As we suffer the steady pull of the gradient between Scrapsgate and the Minster, it is clear that the flog-a-gaff clusters have been confined to the lowlying swamplands: a ghetto of carrier-bag cash, the actual stuff, the grubby fifties. Now, uphill, the stained-glass arcady of sunrise suburbia mixes unself-consciously with captured farmhouses. We are cutting through social and temporal distinctions as precise as geological strata. My blisters are the size of spring onions. The worse my surroundings, the more I suffer. Perhaps Sinclair senses this; he pauses. There is a heart-stopping vision, back down a tributary street, to the sea. One of the container ships is floating into the liquefied sky, a signature, an ephemeral plague transport. Cloud under it, and cloud above. Masts have grown from the telegraph poles. A portent, a death ship; a black galleon moving, with the inevitability of a Jamesian paragraph, into a darkened stadium of rainclouds.

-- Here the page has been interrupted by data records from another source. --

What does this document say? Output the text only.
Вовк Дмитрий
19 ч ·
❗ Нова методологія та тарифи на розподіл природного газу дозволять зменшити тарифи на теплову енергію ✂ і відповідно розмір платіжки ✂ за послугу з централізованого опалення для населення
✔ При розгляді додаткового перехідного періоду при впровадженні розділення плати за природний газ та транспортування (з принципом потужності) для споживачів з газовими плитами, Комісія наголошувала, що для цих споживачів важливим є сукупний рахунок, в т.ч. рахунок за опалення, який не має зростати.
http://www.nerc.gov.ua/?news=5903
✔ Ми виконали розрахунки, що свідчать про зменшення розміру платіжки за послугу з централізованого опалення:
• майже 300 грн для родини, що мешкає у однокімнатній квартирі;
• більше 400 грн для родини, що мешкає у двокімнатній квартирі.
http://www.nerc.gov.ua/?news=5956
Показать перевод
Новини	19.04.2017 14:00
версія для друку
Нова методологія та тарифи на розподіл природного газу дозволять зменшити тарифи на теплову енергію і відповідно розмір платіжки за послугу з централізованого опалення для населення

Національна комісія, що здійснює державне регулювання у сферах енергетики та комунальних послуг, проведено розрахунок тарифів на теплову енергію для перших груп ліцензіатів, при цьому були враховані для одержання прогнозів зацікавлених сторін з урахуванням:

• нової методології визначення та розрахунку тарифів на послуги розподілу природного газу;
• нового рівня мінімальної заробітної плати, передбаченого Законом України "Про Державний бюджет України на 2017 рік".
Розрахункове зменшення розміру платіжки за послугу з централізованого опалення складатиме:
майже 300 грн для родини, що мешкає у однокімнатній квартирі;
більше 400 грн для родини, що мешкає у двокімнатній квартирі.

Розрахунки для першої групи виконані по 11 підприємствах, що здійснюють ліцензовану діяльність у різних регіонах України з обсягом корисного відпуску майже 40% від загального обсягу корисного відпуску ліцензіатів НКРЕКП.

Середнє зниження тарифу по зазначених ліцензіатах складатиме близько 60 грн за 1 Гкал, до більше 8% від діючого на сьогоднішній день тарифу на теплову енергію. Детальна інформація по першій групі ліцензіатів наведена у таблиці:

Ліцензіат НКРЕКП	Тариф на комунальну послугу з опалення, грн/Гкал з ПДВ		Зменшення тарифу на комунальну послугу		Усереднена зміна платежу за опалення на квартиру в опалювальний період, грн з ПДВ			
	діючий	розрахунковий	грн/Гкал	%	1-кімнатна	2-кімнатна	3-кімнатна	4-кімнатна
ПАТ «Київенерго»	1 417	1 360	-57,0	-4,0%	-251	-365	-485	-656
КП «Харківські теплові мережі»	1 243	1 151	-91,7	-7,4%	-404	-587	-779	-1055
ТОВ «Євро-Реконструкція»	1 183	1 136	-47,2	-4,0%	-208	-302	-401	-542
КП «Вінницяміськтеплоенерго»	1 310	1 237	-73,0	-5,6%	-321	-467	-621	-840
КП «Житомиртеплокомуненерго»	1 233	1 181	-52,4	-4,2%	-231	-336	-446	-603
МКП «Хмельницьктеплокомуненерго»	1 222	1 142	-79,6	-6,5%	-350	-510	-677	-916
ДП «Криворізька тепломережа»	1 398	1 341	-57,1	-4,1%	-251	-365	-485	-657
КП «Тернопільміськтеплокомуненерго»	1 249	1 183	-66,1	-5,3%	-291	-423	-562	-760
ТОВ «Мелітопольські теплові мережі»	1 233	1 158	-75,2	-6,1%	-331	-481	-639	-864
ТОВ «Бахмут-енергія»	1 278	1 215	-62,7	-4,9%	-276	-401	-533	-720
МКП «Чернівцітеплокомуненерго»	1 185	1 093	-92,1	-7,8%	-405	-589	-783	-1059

One curious thing: the condition of my feet deteriorates catastrophically but my spirits, perversely, rise. I am sufficiently uncomfortable to encroach upon the borders of ecstasy. Move over St John of the Cross, I’m levitating. This is a homecoming. I cannot walk, I can hardly crawl; I slide, weightlessly, over hedges and neat envelopes of lawn. The long bend at the crest of the hill — before we turn to the business of the Minster and the Abbey — shelters a cottage hospital. We have to investigate. My mother was a nurse. This is (what’s left of it) the only hospital on the island. So much I know. I have never before wanted to push matters any further. To any revelation.